Cara berpakaian terutama dalam dunia pendidikan tentunya sangat perlu diatur dalam bentuk regulasi. Sebab, tanpa adanya aturan yang jelas, penggunaan seragam yang semaunya akan mempengaruhi citra dunia pendidikan itu sendiri.
Untuk tenaga pendidik, aturan tentang cara berbusana telah dimulai sejak pendidikan bagi calon guru. Teringat pada tahun 2008, ketika penulis mengambil program akta 4 di Fakultas Keguruan Ilmu Pendidikan Universitas Islam Riau. Bagi mahasiswa wanita diwajibkan memakai bawahan rok dan pakaian yang sopan (panjang, rapi dan tidak ketat). Sedangkan laki-laki diharuskan memakai celana kain yang tidak ketat. Hal ini dimaksudkan agar terciptanya tenaga pendidik yang berwibawa. Bukan hanya dari sikap dan intelektualitas, melainkan juga dari cara berpakaian.
Begitu juga dengan anak didik. Tanpa aturan yang tegas, mereka akan cenderung menggunakan seragam sekolah dengan model sesuai perkembangan zaman. Seperti dilansir dari beautynesia (Desember,2017), pada tahun 80an penggunaan seragam sekolah pada masa itu bagi peserta didik putri biasanya menggunakan rok panjang sepan yang longgar dengan panjang di bawah lutut. Jangan berharap melihat baju-baju ketat yang membentuk tubuh.
Anak sekolah zaman dulu justru menggunakan kemeja sekolah dengan ukuran lebih besar dari yang seharusnya. Selain itu, bagi kaum laki-laki, celana yang sedikit flare menjadi tren pada masa itu. Selain itu, kancing baju para laki-laki juga dibuka untuk mengikuti gaya. Dengan kata lain, tidak ada yang namanya baju kurang bahan atau kekecilan.
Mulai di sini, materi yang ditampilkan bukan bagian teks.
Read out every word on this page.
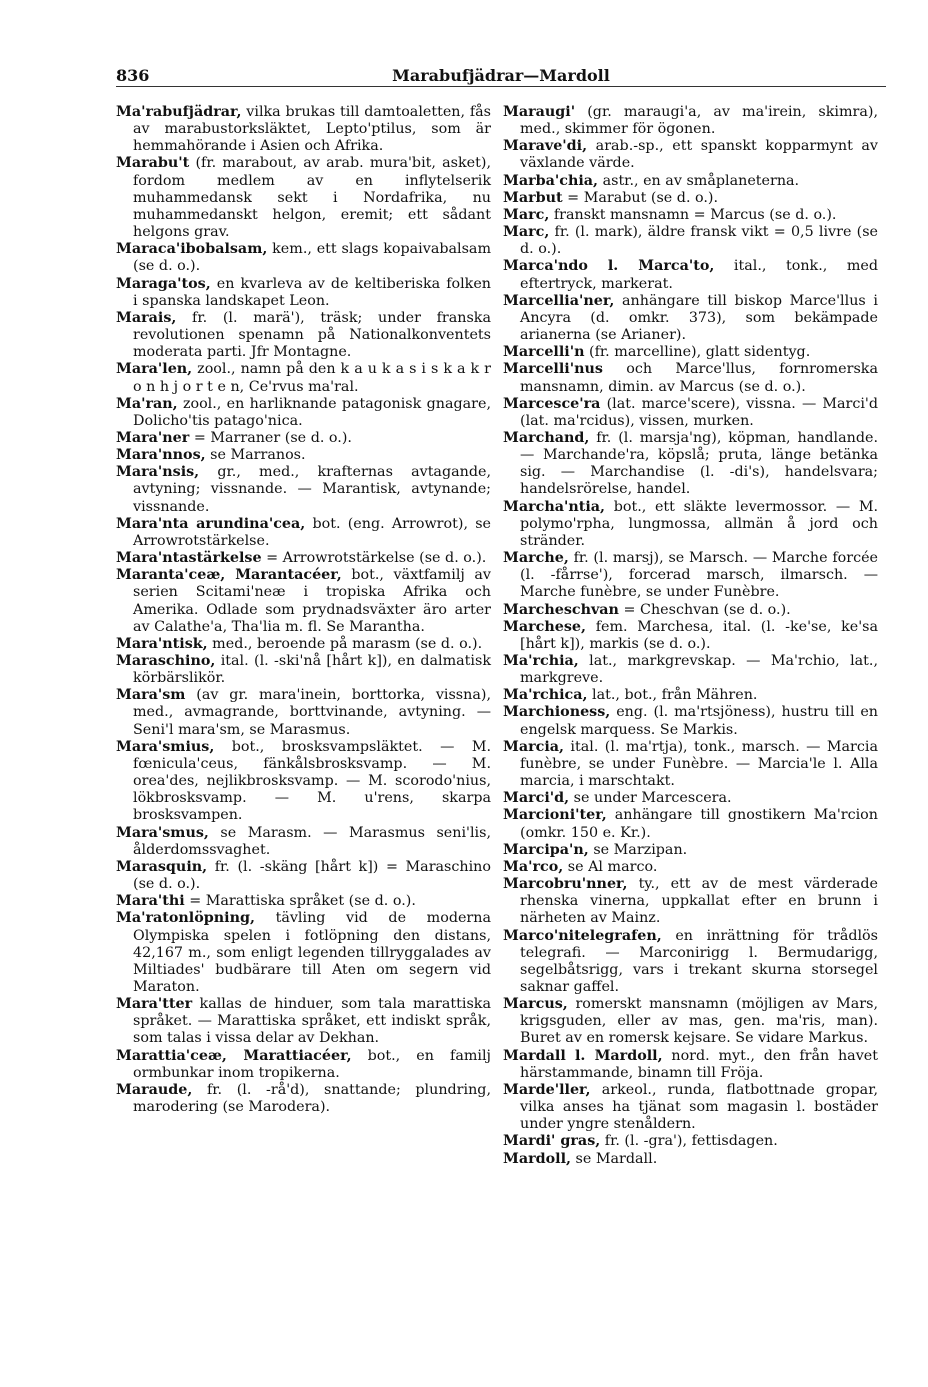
836	Marabufjädrar—Mardoll

Ma'rabufjädrar, vilka brukas till damtoaletten, fås av marabustorksläktet, Lepto'ptilus, som är hemmahörande i Asien och Afrika.

Marabu't (fr. marabout, av arab. mura'bit, asket), fordom medlem av en inflytelserik muhammedansk sekt i Nordafrika, nu muhammedanskt helgon, eremit; ett sådant helgons grav.

Maraca'ibobalsam, kem., ett slags kopaivabalsam (se d. o.).

Maraga'tos, en kvarleva av de keltiberiska folken i spanska landskapet Leon.

Marais, fr. (l. marä'), träsk; under franska revolutionen spenamn på Nationalkonventets moderata parti. Jfr Montagne.

Mara'len, zool., namn på den k a u k a s i s k a k r o n h j o r t e n, Ce'rvus ma'ral.

Ma'ran, zool., en harliknande patagonisk gnagare, Dolicho'tis patago'nica.

Mara'ner = Marraner (se d. o.).

Mara'nnos, se Marranos.

Mara'nsis, gr., med., krafternas avtagande, avtyning; vissnande. — Marantisk, avtynande; vissnande.

Mara'nta arundina'cea, bot. (eng. Arrowrot), se Arrowrotstärkelse.

Mara'ntastärkelse = Arrowrotstärkelse (se d. o.).

Maranta'ceæ, Marantacéer, bot., växtfamilj av serien Scitami'neæ i tropiska Afrika och Amerika. Odlade som prydnadsväxter äro arter av Calathe'a, Tha'lia m. fl. Se Marantha.

Mara'ntisk, med., beroende på marasm (se d. o.).

Maraschino, ital. (l. -ski'nå [hårt k]), en dalmatisk körbärslikör.

Mara'sm (av gr. mara'inein, borttorka, vissna), med., avmagrande, borttvinande, avtyning. — Seni'l mara'sm, se Marasmus.

Mara'smius, bot., brosksvampsläktet. — M. fœnicula'ceus, fänkålsbrosksvamp. — M. orea'des, nejlikbrosksvamp. — M. scorodo'nius, lökbrosksvamp. — M. u'rens, skarpa brosksvampen.

Mara'smus, se Marasm. — Marasmus seni'lis, ålderdomssvaghet.

Marasquin, fr. (l. -skäng [hårt k]) = Maraschino (se d. o.).

Mara'thi = Marattiska språket (se d. o.).

Ma'ratonlöpning, tävling vid de moderna Olympiska spelen i fotlöpning den distans, 42,167 m., som enligt legenden tillryggalades av Miltiades' budbärare till Aten om segern vid Maraton.

Mara'tter kallas de hinduer, som tala marattiska språket. — Marattiska språket, ett indiskt språk, som talas i vissa delar av Dekhan.

Marattia'ceæ, Marattiacéer, bot., en familj ormbunkar inom tropikerna.

Maraude, fr. (l. -rå'd), snattande; plundring, marodering (se Marodera).

Maraugi' (gr. maraugi'a, av ma'irein, skimra), med., skimmer för ögonen.

Marave'di, arab.-sp., ett spanskt kopparmynt av växlande värde.

Marba'chia, astr., en av småplaneterna.

Marbut = Marabut (se d. o.).

Marc, franskt mansnamn = Marcus (se d. o.).

Marc, fr. (l. mark), äldre fransk vikt = 0,5 livre (se d. o.).

Marca'ndo l. Marca'to, ital., tonk., med eftertryck, markerat.

Marcellia'ner, anhängare till biskop Marce'llus i Ancyra (d. omkr. 373), som bekämpade arianerna (se Arianer).

Marcelli'n (fr. marcelline), glatt sidentyg.

Marcelli'nus och Marce'llus, fornromerska mansnamn, dimin. av Marcus (se d. o.).

Marcesce'ra (lat. marce'scere), vissna. — Marci'd (lat. ma'rcidus), vissen, murken.

Marchand, fr. (l. marsja'ng), köpman, handlande. — Marchande'ra, köpslå; pruta, länge betänka sig. — Marchandise (l. -di's), handelsvara; handelsrörelse, handel.

Marcha'ntia, bot., ett släkte levermossor. — M. polymo'rpha, lungmossa, allmän å jord och stränder.

Marche, fr. (l. marsj), se Marsch. — Marche forcée (l. -fårrse'), forcerad marsch, ilmarsch. — Marche funèbre, se under Funèbre.

Marcheschvan = Cheschvan (se d. o.).

Marchese, fem. Marchesa, ital. (l. -ke'se, ke'sa [hårt k]), markis (se d. o.).

Ma'rchia, lat., markgrevskap. — Ma'rchio, lat., markgreve.

Ma'rchica, lat., bot., från Mähren.

Marchioness, eng. (l. ma'rtsjöness), hustru till en engelsk marquess. Se Markis.

Marcia, ital. (l. ma'rtja), tonk., marsch. — Marcia funèbre, se under Funèbre. — Marcia'le l. Alla marcia, i marschtakt.

Marci'd, se under Marcescera.

Marcioni'ter, anhängare till gnostikern Ma'rcion (omkr. 150 e. Kr.).

Marcipa'n, se Marzipan.

Ma'rco, se Al marco.

Marcobru'nner, ty., ett av de mest värderade rhenska vinerna, uppkallat efter en brunn i närheten av Mainz.

Marco'nitelegrafen, en inrättning för trådlös telegrafi. — Marconirigg l. Bermudarigg, segelbåtsrigg, vars i trekant skurna storsegel saknar gaffel.

Marcus, romerskt mansnamn (möjligen av Mars, krigsguden, eller av mas, gen. ma'ris, man). Buret av en romersk kejsare. Se vidare Markus.

Mardall l. Mardoll, nord. myt., den från havet härstammande, binamn till Fröja.

Marde'ller, arkeol., runda, flatbottnade gropar, vilka anses ha tjänat som magasin l. bostäder under yngre stenåldern.

Mardi' gras, fr. (l. -gra'), fettisdagen.

Mardoll, se Mardall.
Memasuki era 2000an, perubahan memang tidak terlalu signifikan. Namun, sudah tidak ada lagi baju kebesaran atau longgar. Semuanya pas sehingga terlihat lebih nyaman untuk dilihat. Munculnya film-film remaja seperti Ada Apa Dengan Cinta cukup memengaruhi gaya anak SMA dalam berpakaian. Mereka memilih baju yang lebih sesuai dengan ukuran tubuhnya alias pas badan.
Namun, tanpa disadari tren fesyen anak sekolah kembali berubah perlahan. Baju-baju para peserta didik putri terlihat semakin sempit. Tidak hanya baju, tetapi juga rok dengan model sepan yang sangat membentuk lekuk tubuh. Hal ini sedikit banyak dipengaruhi oleh gambaran anak SMA yang ditayangkan oleh media masa kini yakni rok panjang sepan super ketat atau rok rimpel longgar yang super pendek.
Untuk itulah pemerintah mengeluarkan regulasi yang mengatur cara berpakaian yakni Permendikbud nomor 45 tahun 2014 tentang Pakaian Seragam Sekolah bagi Peserta Didik Jenjang Pendidikan Dasar dan Menengah. Pada lampiran 1 disebutkan pakaian peserta didik putri yang tidak menggunakan hijab (muslim/nonmuslim) terdapat dua pilihan yakni menggunakan rok pendek dengan panjang rok 5 cm di bawah lutut atau rok panjang sampai mata kaki. Kebijakan ini sudah sangat bagus dan sejalan dengan syariat agama dan budaya tertentu untuk berpakaian yang tertutup bagi perempuan.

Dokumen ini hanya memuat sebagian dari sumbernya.